Но извлек Мельников вовсе не свиточек, а рулон, склеенный из кусков чертежной бумаги. Была попытка его развернуть, я увидел лишь важные слова «Родословное древо семьи…», и рулон сам собой свернулся.
– Ну и ладно, - сказал Мельников, - а то бы его пришлось метра на четыре растягивать, вон туда, за прилавок, на кухню, а там бы его залили или лапшой, или шпротой недокушанной, или еще какими помоями. На пальцах объясню…
Из объяснений на пальцах Мельникова, из его прыгающих слов, выходило, что архивные мальчики и девочки («архидевочки»!) вырастили, наконец-то, родословное древо семьи Мельниковых, предварительный вариант, предварительный! Крюком одного из корней древа был прихвачен новгородский посадник Онуфриевич, чье имя выскребали на первых берестах, а раз новгородский посадник, то в подпочвенных слоях не исключался и Рюрик. В переплетениях же ветвей семейства Мельниковых кто только не обнаруживался!
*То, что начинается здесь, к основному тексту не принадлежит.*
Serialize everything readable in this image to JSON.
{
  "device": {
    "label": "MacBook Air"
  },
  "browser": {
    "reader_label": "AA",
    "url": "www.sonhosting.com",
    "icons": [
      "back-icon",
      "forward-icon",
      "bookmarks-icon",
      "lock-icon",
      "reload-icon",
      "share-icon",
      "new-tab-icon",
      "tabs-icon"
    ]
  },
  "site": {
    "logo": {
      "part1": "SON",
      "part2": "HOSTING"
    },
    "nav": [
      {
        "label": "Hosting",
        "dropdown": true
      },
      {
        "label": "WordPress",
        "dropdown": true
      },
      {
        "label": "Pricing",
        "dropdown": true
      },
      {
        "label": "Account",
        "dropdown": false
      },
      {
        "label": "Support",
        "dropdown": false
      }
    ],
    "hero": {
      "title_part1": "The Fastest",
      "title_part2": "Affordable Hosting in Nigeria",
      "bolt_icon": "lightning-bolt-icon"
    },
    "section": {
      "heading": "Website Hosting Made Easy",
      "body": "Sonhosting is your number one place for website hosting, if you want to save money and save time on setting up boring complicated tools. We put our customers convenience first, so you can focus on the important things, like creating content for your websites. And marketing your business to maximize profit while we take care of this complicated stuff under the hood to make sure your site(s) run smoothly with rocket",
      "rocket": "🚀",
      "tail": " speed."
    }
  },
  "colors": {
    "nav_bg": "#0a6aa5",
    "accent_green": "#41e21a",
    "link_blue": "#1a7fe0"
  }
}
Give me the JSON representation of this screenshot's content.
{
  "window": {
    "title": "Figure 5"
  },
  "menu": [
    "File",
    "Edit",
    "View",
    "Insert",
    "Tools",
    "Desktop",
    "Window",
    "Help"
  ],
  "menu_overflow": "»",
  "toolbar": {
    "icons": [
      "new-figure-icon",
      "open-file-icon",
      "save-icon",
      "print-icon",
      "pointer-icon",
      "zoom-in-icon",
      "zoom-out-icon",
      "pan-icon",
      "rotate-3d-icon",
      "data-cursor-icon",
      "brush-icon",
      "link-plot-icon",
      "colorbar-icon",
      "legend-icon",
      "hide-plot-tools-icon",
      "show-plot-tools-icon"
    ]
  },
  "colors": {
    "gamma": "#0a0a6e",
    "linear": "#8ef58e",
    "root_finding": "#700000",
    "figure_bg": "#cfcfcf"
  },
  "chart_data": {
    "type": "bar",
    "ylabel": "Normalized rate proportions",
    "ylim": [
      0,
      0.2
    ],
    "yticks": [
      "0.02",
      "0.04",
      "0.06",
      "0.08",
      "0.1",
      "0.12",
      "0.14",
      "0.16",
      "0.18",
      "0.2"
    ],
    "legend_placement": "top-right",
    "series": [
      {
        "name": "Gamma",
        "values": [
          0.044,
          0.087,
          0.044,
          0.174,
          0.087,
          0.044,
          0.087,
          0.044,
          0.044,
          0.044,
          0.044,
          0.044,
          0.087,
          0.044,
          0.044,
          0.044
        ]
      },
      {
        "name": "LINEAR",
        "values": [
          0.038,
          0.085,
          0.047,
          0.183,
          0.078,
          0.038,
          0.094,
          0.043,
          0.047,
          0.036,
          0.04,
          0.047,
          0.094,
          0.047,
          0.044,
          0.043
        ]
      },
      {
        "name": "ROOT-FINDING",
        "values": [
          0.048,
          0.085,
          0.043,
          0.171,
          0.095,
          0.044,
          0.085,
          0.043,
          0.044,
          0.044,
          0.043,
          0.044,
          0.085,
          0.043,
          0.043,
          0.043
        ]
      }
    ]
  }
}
И Шуйские, и воевода Пожарский, и Сумароков (не случайно за Сумароковым - и президент Академии Художеств Оленин), и братья Орловы, и канцлер Бестужев, и Баратынский с Тютчевым, а через Баратынского - и Александр Сергеевич Пушкин, и декабристы Якушкин с Ястржембским, через Рындина - Галина Уланова, и даже эти, со свинцовыми крылами, теперь уже не стыдно говорить, Победоносцев с Леонтьевым…
– Такие удивительные связи, такие люди! - радовался Мельников. - Я в себя не могу придти от открытого! Это я сейчас вскользь и летуче, а будет случай, доложу обо всем основательно… И про герб родовой доложу…
«Завтра, небось, обстоятельно по телевизору и доложит…» - представил я.
– Неужели у тебя на листочках и веточках не отыскались, скажем, кухаркины детки, - поинтересовался Симбирцев, - или незаконный сын Стеньки Разина, отчаянный какой-нибудь головорез? Или укротитель дворовой псины Герасим? Или неразумная барышня Вера Фигнер? Или разбойник из брянских лесов по прозвищу Шандыба? Или и эти у тебя есть, но нынче они - не модные, однако ты их держишь про запас, на всякий случай?
– Опять ты желаешь все опошлить! - вскочил Мельников. Но ожидаемая отповедь его была приостановлена приходом к нашему столику двух внимательных мужчин.
Движение их в теснинах закусочной я наблюдал уже полчаса. В закусочную нередко являлись чужаки, скажем, будто бы миссионеры диковинных сект - то объединения церквей, то безопасной любви, то несокрушимой семьи - с предложением сейчас же снабдить их идеалы деньгами. Бранные слова не гасили их искательные улыбки, каждый столик был ими назойливо-деликатно отработан, всем предъявлялись какие-то карточки. Миссионеров, как правило, выпроваживали, лишь иногда особо нервный бросал им десятку с выкриком: «Только не лезьте мне в душу!». Нынешние внимательные мужчины вряд ли могли вызвать бранные слова (то есть произнесение их). Один из них был знакомый мне участковый капитан Егорычев (в штатском). Сопровождал он, судя по его суете, по крайней мере майора.
– К вам… граждане… товарищи… или господа можно обратиться с вопросами? - произнес предполагаемый майор, статный, вполне киногеничный, из сериала, лет сорока пяти.
– Конечно, - сказал я. - Присаживайтесь.
– Спасибо. Подполковник Игнатьев.
Мы втроем кивнули, как бы подтверждая, мол, мы так и думали, что к нам подсядет подполковник.
– Вы, возможно, слышали, - начал Игнатьев, - что здесь во дворе произошло убийство. Вот и приходится докучать отдыхающим своими служебными интересами… Вы уж извините…
– Да ради Бога! - заулыбался Мельников.
– По нашим сведениям убитая, Олёна Павлыш, могла бывать в этом заведении. Я покажу вам фотографии, некоторые из них найдены в квартире убитой, просьба взглянуть на них, вдруг кто-то на снимках покажется вам знакомым…
Мельников Александр Михайлович намерен был, мне показалось, тотчас объявить, что у него эфир на ОРТ, ждет Костя Эрнст, он запамятовал, разгильдяй, и надо бежать, но нечто колющее в его стуле пропало, и Мельников спасать эфир не помчался. Он даже первым забрал у подполковника фотографии. Перебирал их нервно, я подумал, что прежде всего он желал узнать, не запечатлена ли его персона в каких-либо компаниях на лживой фотобумаге.